Chinese Acquisition of Semiconductor Firm Poses Security Risks, US Treasury Warns

The U.S. Treasury Department said the sale of Magnachip Semiconductor Corp. to a Chinese private equity firm poses “risks to national security,” as Chinese investments in critical technologies meet with enhanced U.S. scrutiny.

Magnachip, a South Korean producer for display and power chips, sold its controlling stake in late March to Chinese private equity firm Wise Road Capital in an all-cash deal worth about $1.4 billion.

The Committee on Foreign Investment in the United States (CFIUS), the U.S. interagency panel overseen by the Treasury Department that scrutinizes foreign deals for national security implications, sent a letter to Magnachip on Aug. 27, saying it has “identified risks to the national security of the United States arising as a result of the Merger,” and would seek President Joe Biden’s decision on the issue, the company disclosed in its latest filing with the U.S. Securities and Exchange Commission (SEC).

CFIUS added that it has not identified measures that “adequately mitigate the identified risks.”

Magnachip, in its filing, said they are “assessing the next steps” but could not give an assurance that it would agree to U.S. proposals to facilitate clearance from the agency.

Regulators in the United States and South Korea have both been reviewing the sale.

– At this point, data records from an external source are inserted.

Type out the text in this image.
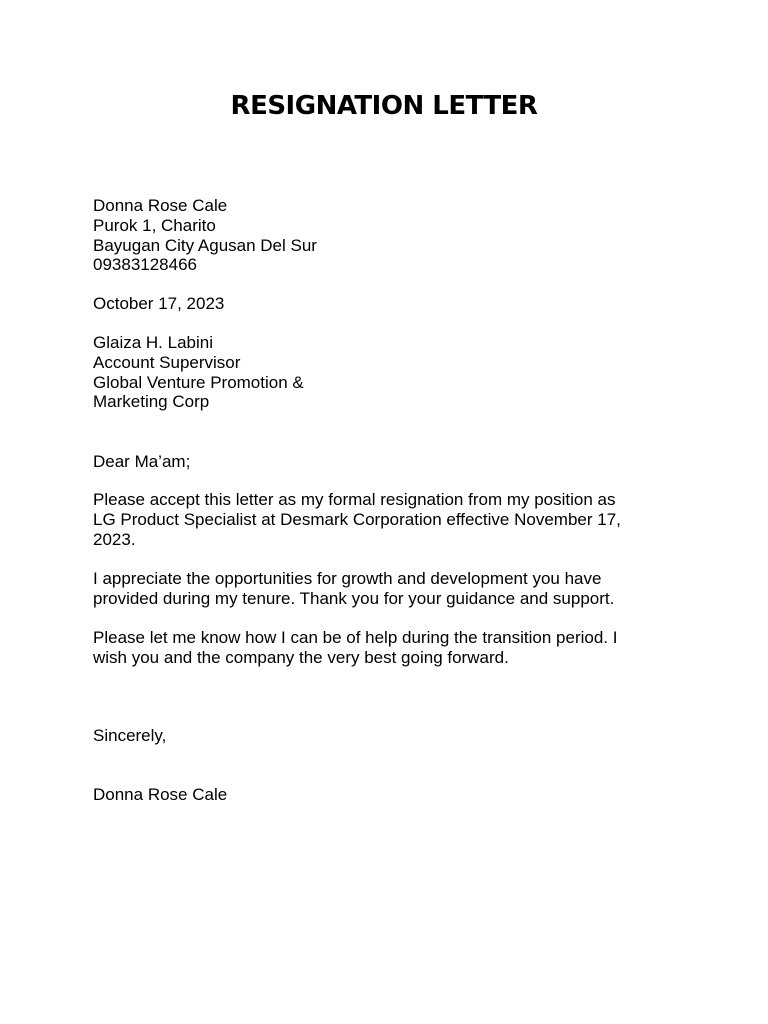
RESIGNATION LETTER
Donna Rose Cale
Purok 1, Charito
Bayugan City Agusan Del Sur
09383128466
October 17, 2023
Glaiza H. Labini
Account Supervisor
Global Venture Promotion &
Marketing Corp
Dear Ma’am;
Please accept this letter as my formal resignation from my position as
LG Product Specialist at Desmark Corporation effective November 17,
2023.
I appreciate the opportunities for growth and development you have
provided during my tenure. Thank you for your guidance and support.
Please let me know how I can be of help during the transition period. I
wish you and the company the very best going forward.
Sincerely,
Donna Rose Cale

CFIUS ordered to put the merger on pause in June as it probes the deal, a process the company expects to complete within the coming two weeks.

The SEC filing did not give detail on the nature of such risks.

Smaller than postal stamps, microchips are nonetheless essential in modern electronics such as cars, smartphones, computers, 5G infrastructure, and artificial intelligence, making it a source of tension between the United States and China as the two powers rival for tech dominance.

While the United States is the market leader for semiconductor design and research, companies have largely outsourced their manufacturing to Asia. The pandemic-fueled global chip shortage has highlighted issues with such dependence and ignited calls for the United States to rely less on China.

A new type of 300 millimeter wafer with semiconductor chips and finished microchips of the semiconductor German manufacturer Bosch is pictured in Dresden, eastern Germany on May 31, 2021. (Jens Schlueter/AFP via Getty Images)
A new type of 300-millimeter wafer with semiconductor chips and finished microchips of the semiconductor German manufacturer Bosch is pictured in Dresden, eastern Germany on May 31, 2021. (Jens Schlueter/AFP via Getty Images)

The U.S. Senate in June passed the “U.S. Innovation and Competition Act” to set aside $190 billion of provisions to fortify U.S. technology and research, plus $54 billion specifically to increase production of semiconductors, microchips, and telecommunication equipment. On June 29, the House also passed a version of the act and a separate bill aimed at boosting U.S. scientific competitiveness against China.

Over the past few years, concerns from the U.S. security panel and U.S. presidents have caused several proposed semiconductor deals to be dropped.

In 2018, the CFIUS blocked a $580 million sale of U.S. semiconductor testing company Xcerra Corp to a Chinese state-backed semiconductor investment fund, Hubei Xinyan.

In 2017, former U.S. President Donald Trump blocked a Chinese-backed private equity firm from buying Lattice Semiconductor Corp, a chipmaker based in Oregon.

After the Magnachip deal was announced in March, South Koreans began a petition to the government objecting to the merger. It collected 33,451 signatures over a month.

Financial Information Technology Alliance (FITC), the parent company of Wise Road Capital based in Beijing, had previously expressed support for advancing China’s local semiconductor testing industry, following its September 2020 acquisition of Singaporean semiconductor testing firm, UTAC.

Two dozen Chinese companies sit as board members for FITC, including China’s biggest and partially state-owned chipmaker, SMIC.